Musk discussed potential successor as Tesla CEO, James Murdoch says

Elon Musk had identified a potential successor as Tesla chief executive in the past few months, company director James Murdoch told a Delaware court during testimony in a case brought by investors who claim Musk was unjustly awarded an unprecedented multibillion-dollar pay packet.

Murdoch, the son of media baron Rupert who has sat on Tesla’s board for more than half a decade, was asked by a lawyer for the plaintiffs whether Musk had recently discussed a search for his successor.

He answered that Musk had, “in between the time that you took that deposition and now”, referring to a recorded session this summer.

Lawyers for Tesla investors had argued in a pre-trial brief that it was unnecessary to award Musk a share options package in 2018 worth upwards of $50bn, as the executive had publicly stated that he “intend[ed] to be actively involved with Tesla for the rest of [his] life”.

Tesla board members had testified in depositions that they had no expectation that Musk would leave Tesla, and that there was never any succession plan in place at the electric carmaker.

Earlier on Wednesday, Musk testified that he had argued for the pay packet in order to fund his ambition of making humanity a “multi-planetary” species. The world’s richest man aims to use his rocket-building company SpaceX to eventually colonise Mars.

“If I over-allocate time to Tesla . . . I am not sure that would serve the greater good,” Musk said he told board members during negotiations.

Some investors have also contested that Musk has spread himself too thinly between Tesla and his other companies, including SpaceX, to be thought of as full-time chief executive of the electric car pioneer. Last month, he added Twitter to his growing portfolio, closing his $44bn deal for the site.
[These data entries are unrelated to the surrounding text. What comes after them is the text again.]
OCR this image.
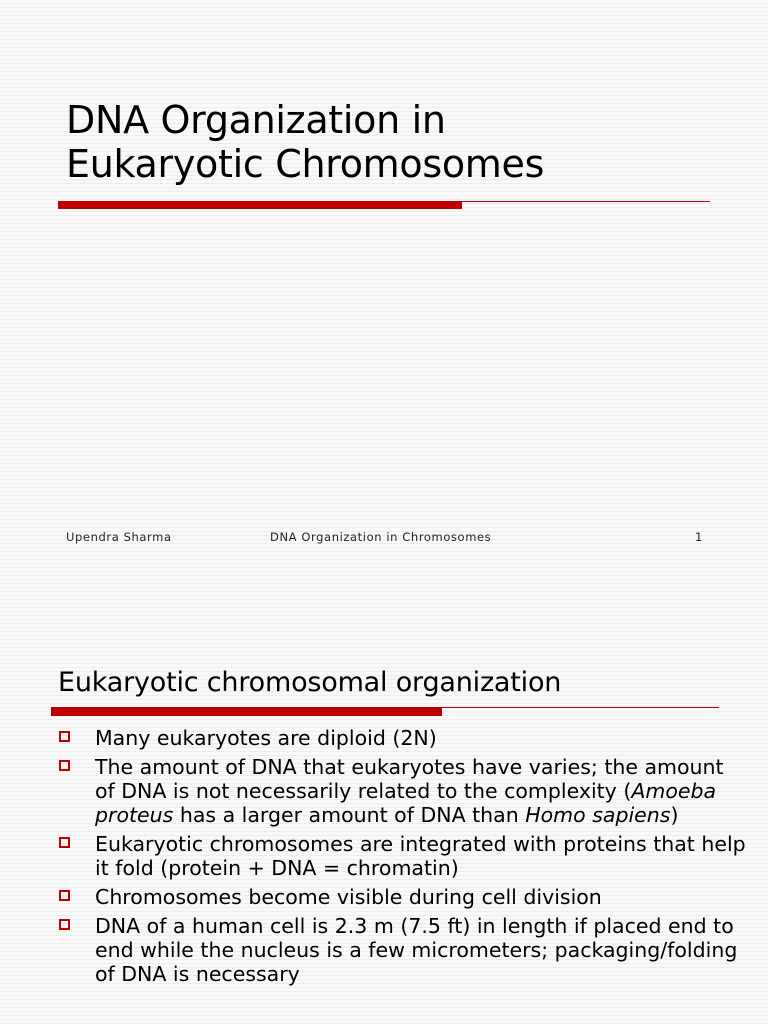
DNA Organization in
Eukaryotic Chromosomes
Upendra Sharma	DNA Organization in Chromosomes	1
Eukaryotic chromosomal organization
Many eukaryotes are diploid (2N)
The amount of DNA that eukaryotes have varies; the amount of DNA is not necessarily related to the complexity (Amoeba proteus has a larger amount of DNA than Homo sapiens)
Eukaryotic chromosomes are integrated with proteins that help it fold (protein + DNA = chromatin)
Chromosomes become visible during cell division
DNA of a human cell is 2.3 m (7.5 ft) in length if placed end to end while the nucleus is a few micrometers; packaging/folding of DNA is necessary
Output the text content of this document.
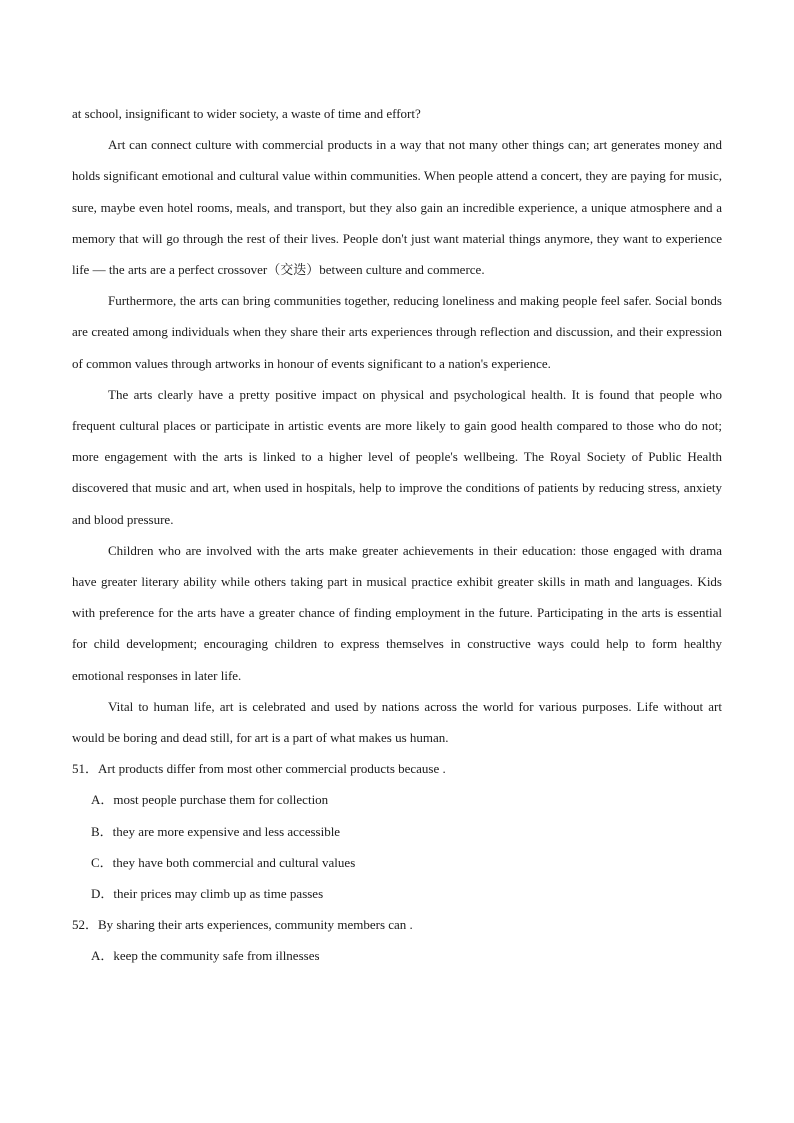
at school, insignificant to wider society, a waste of time and effort?

Art can connect culture with commercial products in a way that not many other things can; art generates money and holds significant emotional and cultural value within communities. When people attend a concert, they are paying for music, sure, maybe even hotel rooms, meals, and transport, but they also gain an incredible experience, a unique atmosphere and a memory that will go through the rest of their lives. People don't just want material things anymore, they want to experience life — the arts are a perfect crossover（交迭）between culture and commerce.

Furthermore, the arts can bring communities together, reducing loneliness and making people feel safer. Social bonds are created among individuals when they share their arts experiences through reflection and discussion, and their expression of common values through artworks in honour of events significant to a nation's experience.

The arts clearly have a pretty positive impact on physical and psychological health. It is found that people who frequent cultural places or participate in artistic events are more likely to gain good health compared to those who do not; more engagement with the arts is linked to a higher level of people's wellbeing. The Royal Society of Public Health discovered that music and art, when used in hospitals, help to improve the conditions of patients by reducing stress, anxiety and blood pressure.

Children who are involved with the arts make greater achievements in their education: those engaged with drama have greater literary ability while others taking part in musical practice exhibit greater skills in math and languages. Kids with preference for the arts have a greater chance of finding employment in the future. Participating in the arts is essential for child development; encouraging children to express themselves in constructive ways could help to form healthy emotional responses in later life.

Vital to human life, art is celebrated and used by nations across the world for various purposes. Life without art would be boring and dead still, for art is a part of what makes us human.

51．Art products differ from most other commercial products because .

A．most people purchase them for collection

B．they are more expensive and less accessible

C．they have both commercial and cultural values

D．their prices may climb up as time passes

52．By sharing their arts experiences, community members can .

A．keep the community safe from illnesses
Under cross-examination from the plaintiffs’ lawyer Greg Varallo on the third day of court proceedings, Musk denied he was in any meeting of Tesla’s compensation committee in which the “substance” of the terms of his pay deal were discussed.

But he acknowledged that he attended the first board meeting where his pay package was formally discussed on June 6 2017.

In a pre-trial deposition, Musk had characterised part of the decision-making process as “me negotiating against myself”. The shareholders who sued had argued the board was “supine” and in effect following orders from the company’s hands-on chief executive.

Musk also testified that he did not seek clearance from the Tesla board for a number of material announcements, mostly made via Twitter, about how much its stock should be worth, and about the rise or fall in supply chain costs facing the manufacturer.

The 51-year-old — who said he flew into Delaware on a red-eye flight straight from Twitter’s California headquarters — told the court that no one on Tesla’s board objected to him drafting in some of the public company’s engineers to examine the software at his new acquisition.

Fewer than 50 Tesla employees were brought in on a voluntary basis to “evaluate some of the engineering”, Musk said. “It was very short term, it lasted for a few days and it was over.” Murdoch later testified that Tesla’s audit committee had discussed the move and was monitoring events.

Musk, who has culled Twitter’s workforce in recent days and experimented with new features, added that he expected “the fundamental organisational restructuring will be done by the end of this week”.

In response to questioning by Varallo, Musk also contradicted his own lawyers’ description of him as being “intimately involved in all aspects of Tesla’s operations, from its strategic direction to its product design”, in their pre-trial argument for the billionaire being deserving of his pay.

“I am not sure I would use the word intimately,” Musk said.

During questioning by his lawyers, Musk defended the profitability and stock price milestones built into the share options package, arguing that given how Tesla was faring at the time, there was no guarantee that he would ever achieve those goals.

“They universally thought it was impossible,” Musk said of media reports and market sentiment in 2018. “I think we were the most shorted stock in the history of the stock market, ever.” There was even a belief that the pay packet was a “Jedi mind trick” designed to pump up the stock price, Musk said.

Tesla’s market value ballooned by more than 1,200 per cent to a peak of almost $700bn in the period since the award was voted through, although it has fallen since to less than $600bn.

Musk testified that he had no “understanding” of the process by which the remuneration plan was devised. He also told his lawyers that he had not contacted Capital Group, one of the company’s largest outside shareholders, before it voted against his pay package.

Musk also took a swipe at the Securities and Exchange Commission, which required him to stand down as Tesla chair in 2018 as part of a settlement over his use of social media.

“Why was there no attention given to FTX, investors lost billions, and yet the SEC continues to haunt me,” he said of the high-profile bankruptcy of the crypto exchange. “It makes no sense.”